Azure VM IP転送の無効化設定手順
このブログシリーズ 「クラウドセキュリティ 実践集」 では、一般的なセキュリティ課題を取り上げ、「なぜ危険なのか?」 というリスクの解説から、 「どうやって直すのか?」 という具体的な修復手順(コンソール、Azure CLI、Terraformなど)まで、分かりやすく解説します。
この記事では、Azure VM でのIP転送の無効化について、リスクと対策を解説します。

ポリシーの説明
IP転送(IP Forwarding)は、仮想マシンが自身のIPアドレス宛てではないネットワークトラフィックを受信し、他の宛先に転送することを可能にするAzureネットワークインターフェイスの機能です。
この機能は、Azureではデフォルトで無効化されており、通常のワークロードVMでは無効のまま維持されるべきです。IP転送が正当に必要とされるのは、以下のような特定のネットワーク仮想アプライアンス(NVA)の場合のみだと判断できます。
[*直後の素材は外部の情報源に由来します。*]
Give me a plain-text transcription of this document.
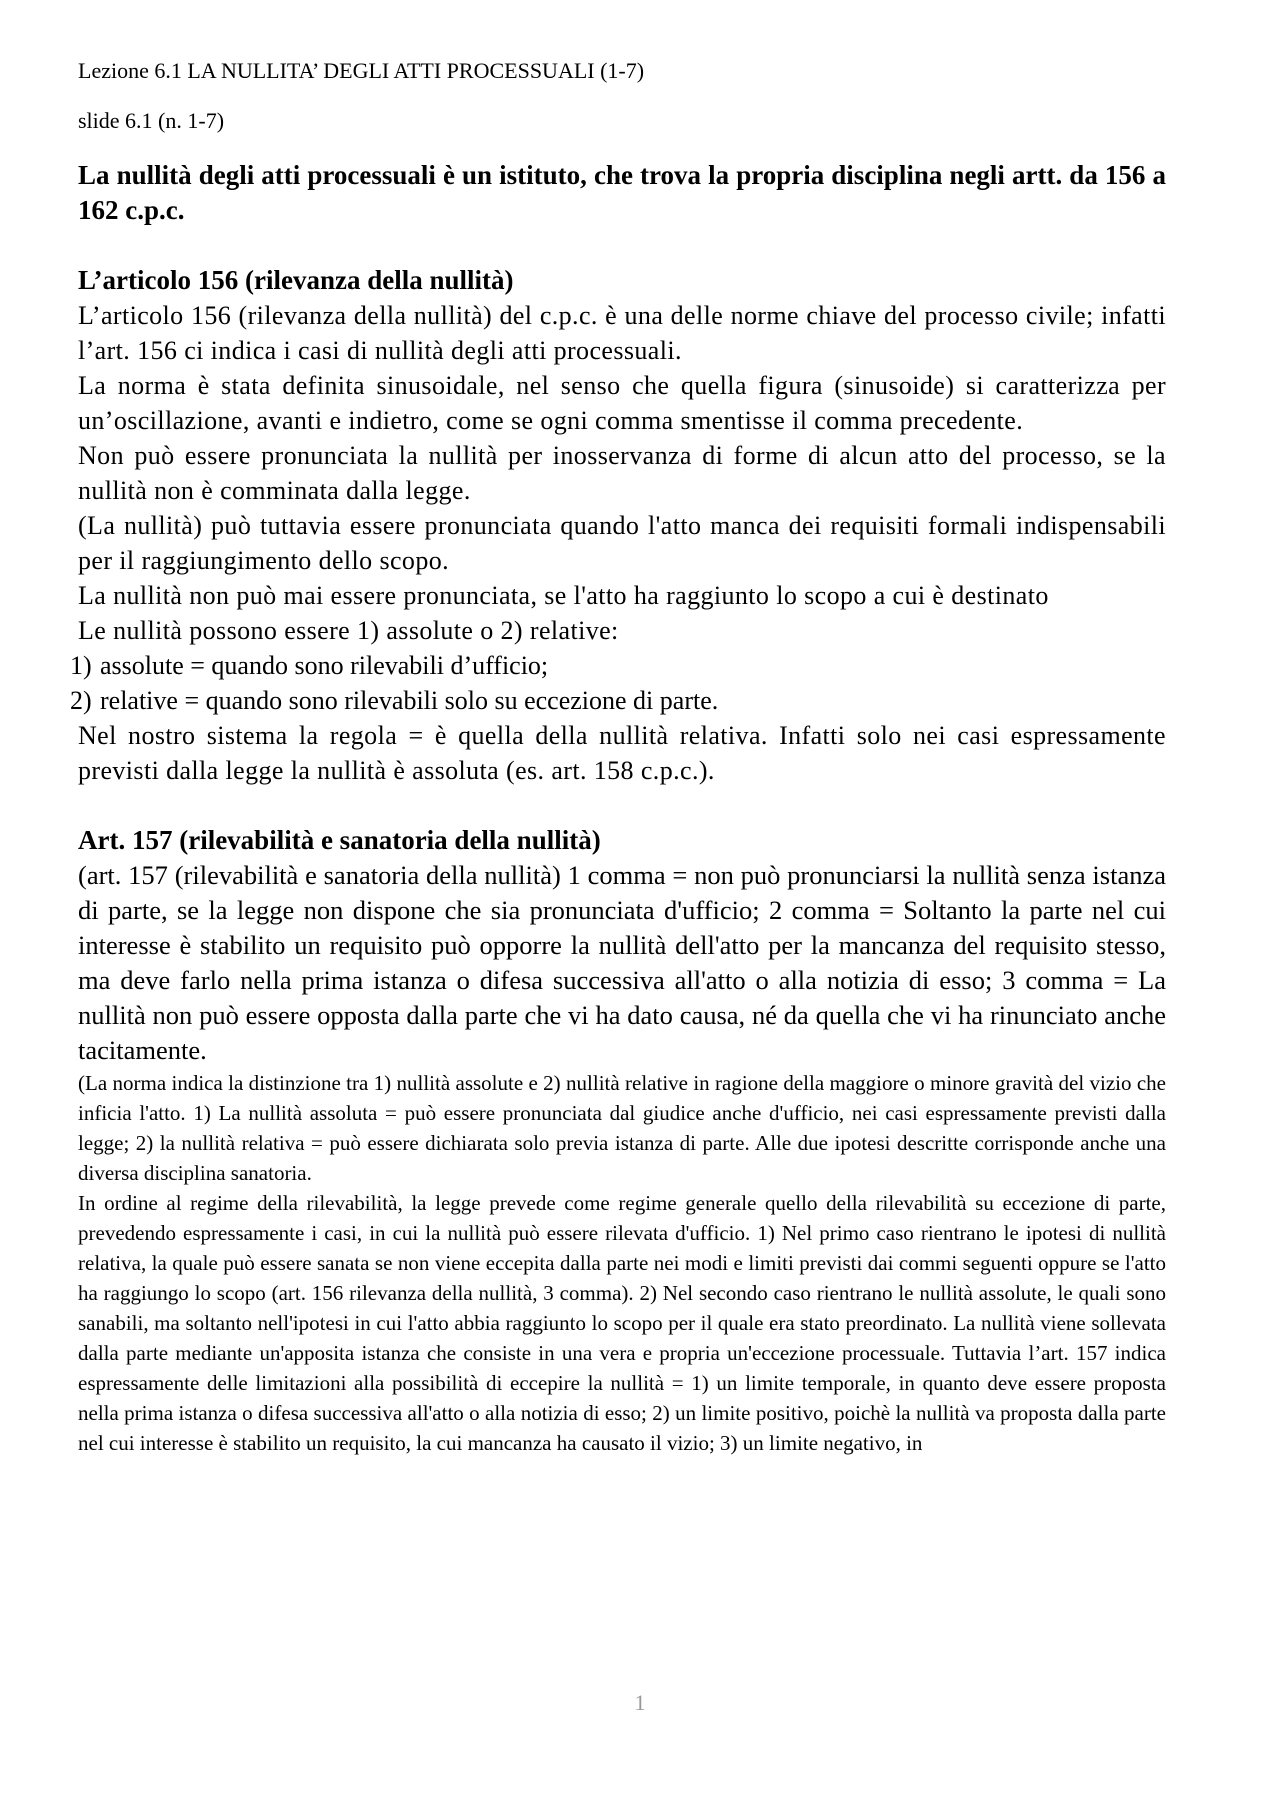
Lezione 6.1 LA NULLITA’ DEGLI ATTI PROCESSUALI (1-7)

slide 6.1 (n. 1-7)

La nullità degli atti processuali è un istituto, che trova la propria disciplina negli artt. da 156 a 162 c.p.c.

L’articolo 156 (rilevanza della nullità)

L’articolo 156 (rilevanza della nullità) del c.p.c. è una delle norme chiave del processo civile; infatti l’art. 156 ci indica i casi di nullità degli atti processuali.

La norma è stata definita sinusoidale, nel senso che quella figura (sinusoide) si caratterizza per un’oscillazione, avanti e indietro, come se ogni comma smentisse il comma precedente.

Non può essere pronunciata la nullità per inosservanza di forme di alcun atto del processo, se la nullità non è comminata dalla legge.

(La nullità) può tuttavia essere pronunciata quando l'atto manca dei requisiti formali indispensabili per il raggiungimento dello scopo.

La nullità non può mai essere pronunciata, se l'atto ha raggiunto lo scopo a cui è destinato

Le nullità possono essere 1) assolute o 2) relative:

1) assolute = quando sono rilevabili d’ufficio;
2) relative = quando sono rilevabili solo su eccezione di parte.

Nel nostro sistema la regola = è quella della nullità relativa. Infatti solo nei casi espressamente previsti dalla legge la nullità è assoluta (es. art. 158 c.p.c.).

Art. 157 (rilevabilità e sanatoria della nullità)

(art. 157 (rilevabilità e sanatoria della nullità) 1 comma = non può pronunciarsi la nullità senza istanza di parte, se la legge non dispone che sia pronunciata d'ufficio; 2 comma = Soltanto la parte nel cui interesse è stabilito un requisito può opporre la nullità dell'atto per la mancanza del requisito stesso, ma deve farlo nella prima istanza o difesa successiva all'atto o alla notizia di esso; 3 comma = La nullità non può essere opposta dalla parte che vi ha dato causa, né da quella che vi ha rinunciato anche tacitamente.

(La norma indica la distinzione tra 1) nullità assolute e 2) nullità relative in ragione della maggiore o minore gravità del vizio che inficia l'atto. 1) La nullità assoluta = può essere pronunciata dal giudice anche d'ufficio, nei casi espressamente previsti dalla legge; 2) la nullità relativa = può essere dichiarata solo previa istanza di parte. Alle due ipotesi descritte corrisponde anche una diversa disciplina sanatoria.

In ordine al regime della rilevabilità, la legge prevede come regime generale quello della rilevabilità su eccezione di parte, prevedendo espressamente i casi, in cui la nullità può essere rilevata d'ufficio. 1) Nel primo caso rientrano le ipotesi di nullità relativa, la quale può essere sanata se non viene eccepita dalla parte nei modi e limiti previsti dai commi seguenti oppure se l'atto ha raggiungo lo scopo (art. 156 rilevanza della nullità, 3 comma). 2) Nel secondo caso rientrano le nullità assolute, le quali sono sanabili, ma soltanto nell'ipotesi in cui l'atto abbia raggiunto lo scopo per il quale era stato preordinato. La nullità viene sollevata dalla parte mediante un'apposita istanza che consiste in una vera e propria un'eccezione processuale. Tuttavia l’art. 157 indica espressamente delle limitazioni alla possibilità di eccepire la nullità = 1) un limite temporale, in quanto deve essere proposta nella prima istanza o difesa successiva all'atto o alla notizia di esso; 2) un limite positivo, poichè la nullità va proposta dalla parte nel cui interesse è stabilito un requisito, la cui mancanza ha causato il vizio; 3) un limite negativo, in

1
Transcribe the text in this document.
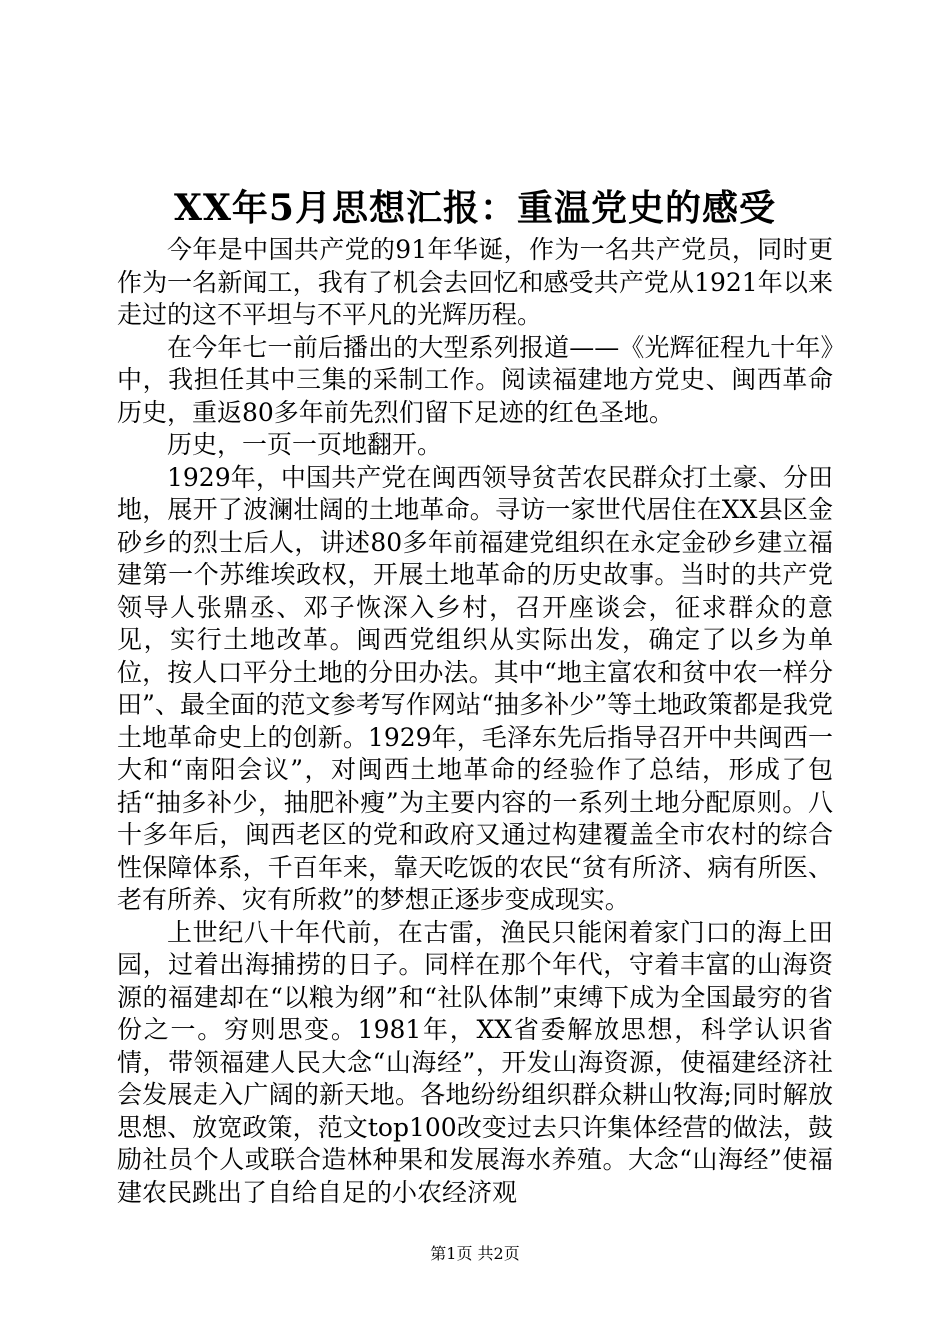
XX年5月思想汇报：重温党史的感受

今年是中国共产党的91年华诞，作为一名共产党员，同时更作为一名新闻工，我有了机会去回忆和感受共产党从1921年以来走过的这不平坦与不平凡的光辉历程。

在今年七一前后播出的大型系列报道——《光辉征程九十年》中，我担任其中三集的采制工作。阅读福建地方党史、闽西革命历史，重返80多年前先烈们留下足迹的红色圣地。

历史，一页一页地翻开。

1929年，中国共产党在闽西领导贫苦农民群众打土豪、分田地，展开了波澜壮阔的土地革命。寻访一家世代居住在XX县区金砂乡的烈士后人，讲述80多年前福建党组织在永定金砂乡建立福建第一个苏维埃政权，开展土地革命的历史故事。当时的共产党领导人张鼎丞、邓子恢深入乡村，召开座谈会，征求群众的意见，实行土地改革。闽西党组织从实际出发，确定了以乡为单位，按人口平分土地的分田办法。其中“地主富农和贫中农一样分田”、最全面的范文参考写作网站“抽多补少”等土地政策都是我党土地革命史上的创新。1929年，毛泽东先后指导召开中共闽西一大和“南阳会议”，对闽西土地革命的经验作了总结，形成了包括“抽多补少，抽肥补瘦”为主要内容的一系列土地分配原则。八十多年后，闽西老区的党和政府又通过构建覆盖全市农村的综合性保障体系，千百年来，靠天吃饭的农民“贫有所济、病有所医、老有所养、灾有所救”的梦想正逐步变成现实。

上世纪八十年代前，在古雷，渔民只能闲着家门口的海上田园，过着出海捕捞的日子。同样在那个年代，守着丰富的山海资源的福建却在“以粮为纲”和“社队体制”束缚下成为全国最穷的省份之一。穷则思变。1981年，XX省委解放思想，科学认识省情，带领福建人民大念“山海经”，开发山海资源，使福建经济社会发展走入广阔的新天地。各地纷纷组织群众耕山牧海;同时解放思想、放宽政策，范文top100改变过去只许集体经营的做法，鼓励社员个人或联合造林种果和发展海水养殖。大念“山海经”使福建农民跳出了自给自足的小农经济观

第1页 共2页
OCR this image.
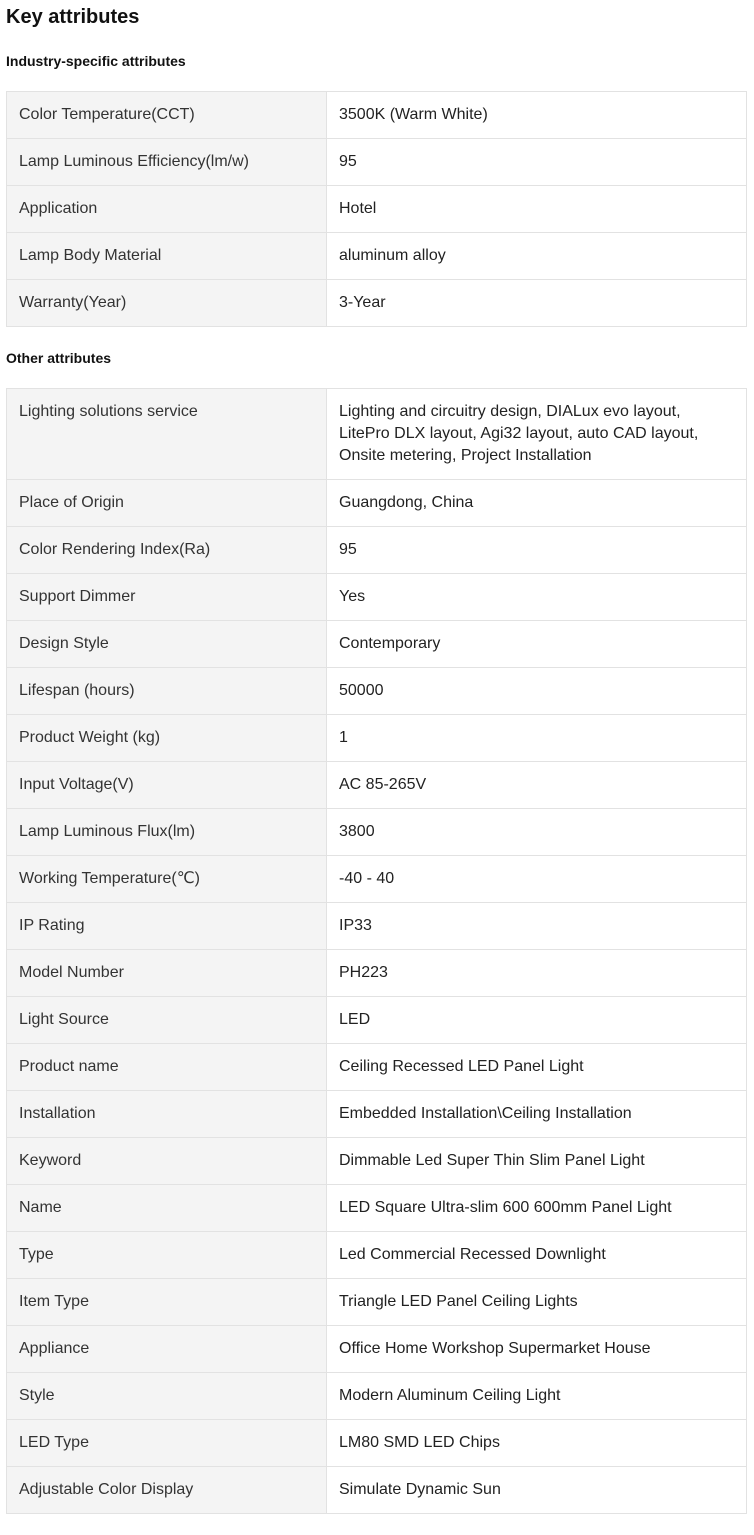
Key attributes
Industry-specific attributes
Color Temperature(CCT)	3500K (Warm White)
Lamp Luminous Efficiency(lm/w)	95
Application	Hotel
Lamp Body Material	aluminum alloy
Warranty(Year)	3-Year
Other attributes
Lighting solutions service	Lighting and circuitry design, DIALux evo layout, LitePro DLX layout, Agi32 layout, auto CAD layout, Onsite metering, Project Installation
Place of Origin	Guangdong, China
Color Rendering Index(Ra)	95
Support Dimmer	Yes
Design Style	Contemporary
Lifespan (hours)	50000
Product Weight (kg)	1
Input Voltage(V)	AC 85-265V
Lamp Luminous Flux(lm)	3800
Working Temperature(℃)	-40 - 40
IP Rating	IP33
Model Number	PH223
Light Source	LED
Product name	Ceiling Recessed LED Panel Light
Installation	Embedded Installation\Ceiling Installation
Keyword	Dimmable Led Super Thin Slim Panel Light
Name	LED Square Ultra-slim 600 600mm Panel Light
Type	Led Commercial Recessed Downlight
Item Type	Triangle LED Panel Ceiling Lights
Appliance	Office Home Workshop Supermarket House
Style	Modern Aluminum Ceiling Light
LED Type	LM80 SMD LED Chips
Adjustable Color Display	Simulate Dynamic Sun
- ファイアウォールアプライアンス(Azure Firewall、Palo Alto、Fortinet等)
- VPNゲートウェイアプライアンス
- ロードバランサーアプライアンス(HAProxy、NGINX Plus等)
- カスタムルーターアプライアンス
修復方法
コンソールでの修復手順
Azure コンソールを使用して、VMのIP転送を無効化します。
1. VMのネットワークインターフェース確認
- Azure Portalにログインし、対象のVMを選択
- 左メニューから「ネットワーク」(Networking)を選択
- ネットワークインターフェース名(NIC名)をクリック
- NICのIDを確認(後でログ検索に使用)
2. IP転送の無効化
- ネットワークインターフェースの画面で「IP構成」(IP configurations)を選択
- 上部の「IP転送」(IP forwarding)セクションを確認
- 「無効」(Disabled)ラジオボタンを選択
- 「保存」(Save)をクリック
- 保存後、ステータスが「成功」と表示されることを確認

3. 変更の確認と監査
- 保存後、設定が「無効」になっていることを確認
- 変更は即座に反映(VM再起動不要)
- アクティビティログで変更を確認:
- 「モニター」→「アクティビティログ」
- 操作名: Microsoft.Network/networkInterfaces/write
- プロパティ変更: enableIPForwardingがfalseに変更
4. 複数のNICがある場合
- VMに複数のネットワークインターフェースがアタッチされている場合
- 各NICに対して同じ手順を実施
- すべてのNICでIP転送が無効になっていることを確認
5. Azure Policyでの一括適用(推奨)
- Azure Portalで「ポリシー」(Policy)を検索
- 「定義」から以下のポリシーを検索:
- 「Network interfaces should disable IP forwarding」
- 「IP forwarding on your virtual machine should be disabled」
- ポリシー割り当て設定:
- スコープ:サブスクリプションまたは管理グループ
- 効果:”Deny”(新規作成を拒否)または”Audit”(監査のみ)
- 除外:NVA用リソースグループを指定
- 既存リソースの修復:
- 「修復」タブで「修復タスクの作成」
- 修復タスクを実行(最大500リソース同時処理)
最後に
この記事では、Azure VM でのIP転送の無効化について、リスクと対策を解説しました。
IP転送は、Zero Trustネットワークモデルにおいて特に重要なセキュリティ制御です。不要なIP転送の有効化は、ネットワークセグメンテーションを破壊し、MITM攻撃やラテラルムーブメントを可能にする重大なリスクです。
ネットワーク仮想アプライアンス(NVA)以外では必ずIP転送を無効化し、Azure Policyによる予防的制御とアクティビティログによる継続的な監視を実施することを強く推奨します。特にマルチテナント環境や規制対象業界では、この設定はコンプライアンスの必須要件となります。